Common Commercial Real Estate Investing Strategies which is right for you



The residential and commercial real estate markets have recovered spectacularly since the dark days of the late 2000s. And technology is making it easier than ever to get a real estate loan. But developing and executing an effective real estate investing strategy is as tough as ever.

That’s especially true in the commercial sector, which has a long history of bewildering supposedly savvy investors. As powerful social and technological forces rapidly reorder our built environment and create new challenges for American property investors, the value of strategic thinking has never been clearer.

Sound strategy begins with a sound grasp of the fundamentals. These four major commercial real estate investing strategies account for the lion’s share of activity in the sector, encompassing a wide range of risk tolerances and property types.

Strategy #1: Opportunistic

This is the highest-risk, highest-reward CRE investing strategy. It’s not for the faint of heart. Despite that, Preqin predicted that nearly half of all U.S. CRE investors would pursue an opportunistic strategy in 2016. (No word on how that prediction panned out.)

Opportunistic strategies target “properties that need a significant amount of work—either because of renovation needs, high vacancy, or relative strength of the market,” says Billy Fink of the leasing management platform VTS. “With a typical time horizon of 3–7 years, “opportunism” is a medium-term approach that banks on a turnaround—preferably of the investor’s own making.

Strategy #2: Value-added

Value-added strategies also carry substantial risk.
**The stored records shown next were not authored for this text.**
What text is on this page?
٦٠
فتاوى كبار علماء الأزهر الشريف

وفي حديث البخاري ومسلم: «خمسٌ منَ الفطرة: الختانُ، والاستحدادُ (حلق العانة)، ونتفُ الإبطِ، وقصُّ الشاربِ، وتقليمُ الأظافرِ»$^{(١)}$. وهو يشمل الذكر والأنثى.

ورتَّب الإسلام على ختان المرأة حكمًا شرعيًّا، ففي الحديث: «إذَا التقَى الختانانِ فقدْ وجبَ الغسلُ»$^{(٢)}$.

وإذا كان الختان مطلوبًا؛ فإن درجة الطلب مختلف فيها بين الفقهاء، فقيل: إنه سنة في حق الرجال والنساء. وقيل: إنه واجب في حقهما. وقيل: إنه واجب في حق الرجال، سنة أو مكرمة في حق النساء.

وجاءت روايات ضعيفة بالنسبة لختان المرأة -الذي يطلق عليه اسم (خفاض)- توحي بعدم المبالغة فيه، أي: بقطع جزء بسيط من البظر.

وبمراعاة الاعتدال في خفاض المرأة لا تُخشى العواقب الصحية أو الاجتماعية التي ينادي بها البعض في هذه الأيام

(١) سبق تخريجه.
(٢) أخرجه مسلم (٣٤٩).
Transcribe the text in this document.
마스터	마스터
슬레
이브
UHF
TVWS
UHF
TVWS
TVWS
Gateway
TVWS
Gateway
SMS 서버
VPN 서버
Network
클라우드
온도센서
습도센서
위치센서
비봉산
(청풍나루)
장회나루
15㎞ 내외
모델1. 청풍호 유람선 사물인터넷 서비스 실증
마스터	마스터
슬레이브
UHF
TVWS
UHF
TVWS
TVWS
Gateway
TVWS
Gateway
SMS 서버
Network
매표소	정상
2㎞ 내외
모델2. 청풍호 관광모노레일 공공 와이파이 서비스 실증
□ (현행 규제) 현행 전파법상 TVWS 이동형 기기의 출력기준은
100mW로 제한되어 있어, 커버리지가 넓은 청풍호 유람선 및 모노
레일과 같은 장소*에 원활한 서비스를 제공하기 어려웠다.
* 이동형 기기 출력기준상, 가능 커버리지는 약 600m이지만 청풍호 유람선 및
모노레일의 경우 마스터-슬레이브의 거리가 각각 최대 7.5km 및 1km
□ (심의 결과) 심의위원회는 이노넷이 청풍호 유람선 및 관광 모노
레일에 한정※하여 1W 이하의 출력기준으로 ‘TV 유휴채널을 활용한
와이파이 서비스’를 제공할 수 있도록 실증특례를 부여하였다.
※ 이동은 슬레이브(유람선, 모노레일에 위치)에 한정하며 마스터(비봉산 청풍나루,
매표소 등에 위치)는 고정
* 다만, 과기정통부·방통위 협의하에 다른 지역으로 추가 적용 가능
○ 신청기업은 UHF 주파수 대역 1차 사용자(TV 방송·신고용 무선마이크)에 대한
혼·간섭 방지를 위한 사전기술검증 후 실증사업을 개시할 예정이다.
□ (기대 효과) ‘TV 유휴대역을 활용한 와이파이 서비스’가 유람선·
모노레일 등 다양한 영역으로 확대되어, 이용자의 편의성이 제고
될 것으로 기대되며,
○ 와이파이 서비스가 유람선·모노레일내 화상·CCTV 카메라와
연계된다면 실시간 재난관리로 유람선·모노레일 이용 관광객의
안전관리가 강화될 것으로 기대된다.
According to Fink, value-added targets include “properties that have significant execution risk to add the necessary value to drive enhanced returns—like major renovation, repositioning, or lease-up to stabilization.” Value-added strategies typically take a full business cycle to execute—time horizons can stretch to or beyond seven years, ideally with substantially increased cash flow on the back end.

Strategy #3: Core-plus

Core-plus strategies target quality properties that present some opportunity to add value with relatively little downside risk. Since core-plus strategies tend to focus on “known quantities” with little execution risk, the potential return isn’t as high as opportunistic or value-added strategies. The upshot: Investors typically don’t have to pony up for major renovation projects or devote lots of energy to addressing pending lease expirations.

Strategy #4: Core

No investment strategy is truly safe, but core offers the lowest risk and lowest return of the four major approaches. Since core strategies focus on prime properties, they’re not at all ideal for investors seeking value opportunities.

Other CRE Investing Strategies

This isn’t an exhaustive list of possible CRE investing strategies. Other strategies include:

Purchasing commercial mortgage-backed securities (CMBs), instruments secured by diversified bundles of commercial mortgages
Directly purchasing distressed properties or distressed collateralized debt at significant discounts to fair market value, a risky but potentially lucrative strategy
Buying into SEC-registered securities issued by real estate investment trusts (REITs) and real estate limited partnerships (RELPs), a common retail investing strategy that doesn’t involve directly purchasing real estate

Seasoned, high-resource investors typically employ multiple CRE investing strategies in tandem to minimize downside risk and maximize returns for themselves or their clients.

Think Twice Before Making a Move

It goes without saying that every CRE investor is different. Before you do anything, think intentionally about your investing objectives, long-term financial goals, overall tolerance for risk, and access to capital. Discuss these and other considerations with your financial adviser—preferably one who’s worked with real estate investors before. And, if you don’t have a seasoned mentor already, find one with an active portfolio in your geographical area.

Preparedness is prevention. The more intentionally you approach your CRE investing plan, the higher your likelihood of success.